61

After finding Neville Clode’s body-Clode bent in a foetal position in a pool of blood, his private parts perforated from a shotgun blast-Scobie Sutton secured the scene, putting a senior constable in charge, and then sped away to help the girls in Red Hill. He hated to think of them going up against Kellock. Kellock scared him. He hated Kellock.

He was driving a police car, there being no unmarkeds available. He rocketed through Bittern and turned onto Bittern-Dromana Road, which had a reputation for a couple of dangerous intersections. If you were drowsy or inattentive, you were alerted by a series of speed humps. Not short stubby ones, like in a suburban street, but broad shallow ones. They didn’t harm your suspension but they sure made you jump and take notice.

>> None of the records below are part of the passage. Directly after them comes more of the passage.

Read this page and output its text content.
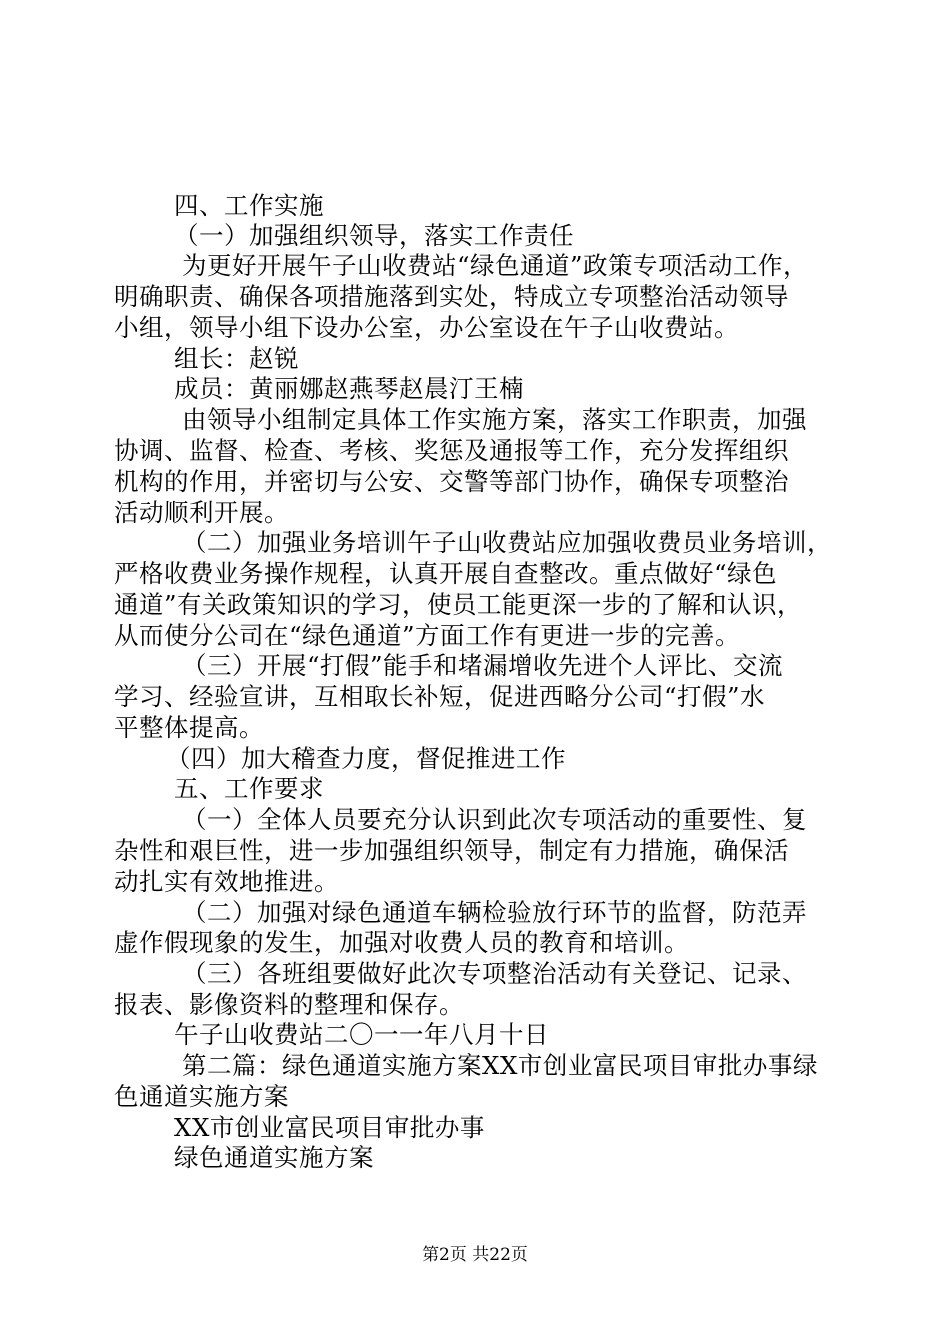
四、工作实施
（一）加强组织领导，落实工作责任
为更好开展午子山收费站“绿色通道”政策专项活动工作，
明确职责、确保各项措施落到实处，特成立专项整治活动领导
小组，领导小组下设办公室，办公室设在午子山收费站。
组长：赵锐
成员：黄丽娜赵燕琴赵晨汀王楠
由领导小组制定具体工作实施方案，落实工作职责，加强
协调、监督、检查、考核、奖惩及通报等工作，充分发挥组织
机构的作用，并密切与公安、交警等部门协作，确保专项整治
活动顺利开展。
（二）加强业务培训午子山收费站应加强收费员业务培训，
严格收费业务操作规程，认真开展自查整改。重点做好“绿色
通道”有关政策知识的学习，使员工能更深一步的了解和认识，
从而使分公司在“绿色通道”方面工作有更进一步的完善。
（三）开展“打假”能手和堵漏增收先进个人评比、交流
学习、经验宣讲，互相取长补短，促进西略分公司“打假”水
平整体提高。
（四）加大稽查力度，督促推进工作
五、工作要求
（一）全体人员要充分认识到此次专项活动的重要性、复
杂性和艰巨性，进一步加强组织领导，制定有力措施，确保活
动扎实有效地推进。
（二）加强对绿色通道车辆检验放行环节的监督，防范弄
虚作假现象的发生，加强对收费人员的教育和培训。
（三）各班组要做好此次专项整治活动有关登记、记录、
报表、影像资料的整理和保存。
午子山收费站二〇一一年八月十日
第二篇：绿色通道实施方案XX市创业富民项目审批办事绿
色通道实施方案
XX市创业富民项目审批办事
绿色通道实施方案
第2页 共22页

He was mentally mapping his way to Red Hill when he heard the dispatcher warn all personnel to be on the lookout for a white Toyota twin-cab, registered owner Laurie Jarrett, last seen in the Red Hill area. Jarrett was believed to have a hostage and be armed and dangerous. Oh God, Scobie thought. He accelerated. He was still down on the coastal plain, fifteen minutes from Red Hill. Frantic, he thumbed the speed dial on his mobile.

‘Ellen! You all right?’

‘I’m fine, Scobie.’

‘I’m on my way there now.’

She got a little short with him. ‘No need. Go back to Clode’s. But keep an eye out for Laurie Jarrett. He’s taken Kellock hostage. It was Jarrett who killed Clode and Duyker.’

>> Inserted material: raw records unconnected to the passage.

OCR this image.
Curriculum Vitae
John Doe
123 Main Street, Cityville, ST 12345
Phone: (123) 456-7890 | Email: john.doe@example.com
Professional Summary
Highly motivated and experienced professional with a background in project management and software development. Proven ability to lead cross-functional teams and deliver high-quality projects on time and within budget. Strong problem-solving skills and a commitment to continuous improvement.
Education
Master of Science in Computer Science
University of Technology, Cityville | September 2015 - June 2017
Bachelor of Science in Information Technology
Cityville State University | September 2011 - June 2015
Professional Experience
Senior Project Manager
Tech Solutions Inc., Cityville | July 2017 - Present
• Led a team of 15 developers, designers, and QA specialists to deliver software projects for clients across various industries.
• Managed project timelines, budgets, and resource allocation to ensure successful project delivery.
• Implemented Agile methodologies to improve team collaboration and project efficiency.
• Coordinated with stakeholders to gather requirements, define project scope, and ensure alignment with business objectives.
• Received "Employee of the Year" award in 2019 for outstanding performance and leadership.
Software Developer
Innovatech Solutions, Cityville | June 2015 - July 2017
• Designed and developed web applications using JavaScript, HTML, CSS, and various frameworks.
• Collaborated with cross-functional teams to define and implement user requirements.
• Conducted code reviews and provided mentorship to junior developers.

Her voice unnerved him, it was so matter-of-fact. But he supposed it always would be and always had been. She broke the connection. Distracted, he tossed the phone onto the passenger seat, and so was unprepared for a sudden and dramatic series of percussions under the car. Warning humps: he was approaching one of the dangerous intersections. He braked. The car swerved, alarming a motorcyclist. His face went red, his palms damp: Ellen had never hidden the fact that she considered him a bad driver.

He came to a halt at the stop sign. A white twin-cab was approaching from the opposite direction. It also stopped. Scobie peered intently: dimly through the windscreen he could see Jarrett, one hand on the steering wheel, the other holding a shotgun under Kellock’s jaw.

He fumbled for the siren. He hadn’t been in a patrol car for fifteen years. Not that he needed a siren. It was unmistakably a police car that he was driving.

Jarrett accelerated through the intersection and swept past. Scobie made a wild U-turn and went after him. Afterwards he wondered if he should have done that. It panicked Jarrett. He was later told that Jarrett would have killed Kellock anyway, but right then Scobie’s job was to save Kellock and arrest Jarrett.

He put his foot down. Both cars flew along the stretch between Balnarring and Coolart Roads, through undulating farmland, spring grasses tall in the ditches and the roadside trees heavy, sombre and still. Up the gradient and there was Coolart Road and another stop sign and warning humps. The Toyota hit the first one at speed, and Scobie was told later that Jarrett’s finger must have tightened involuntarily on the trigger of the shotgun. All he knew now was, the rear window of the Toyota was suddenly messily red, opaque, and the vehicle was slewing across the road and into a tree.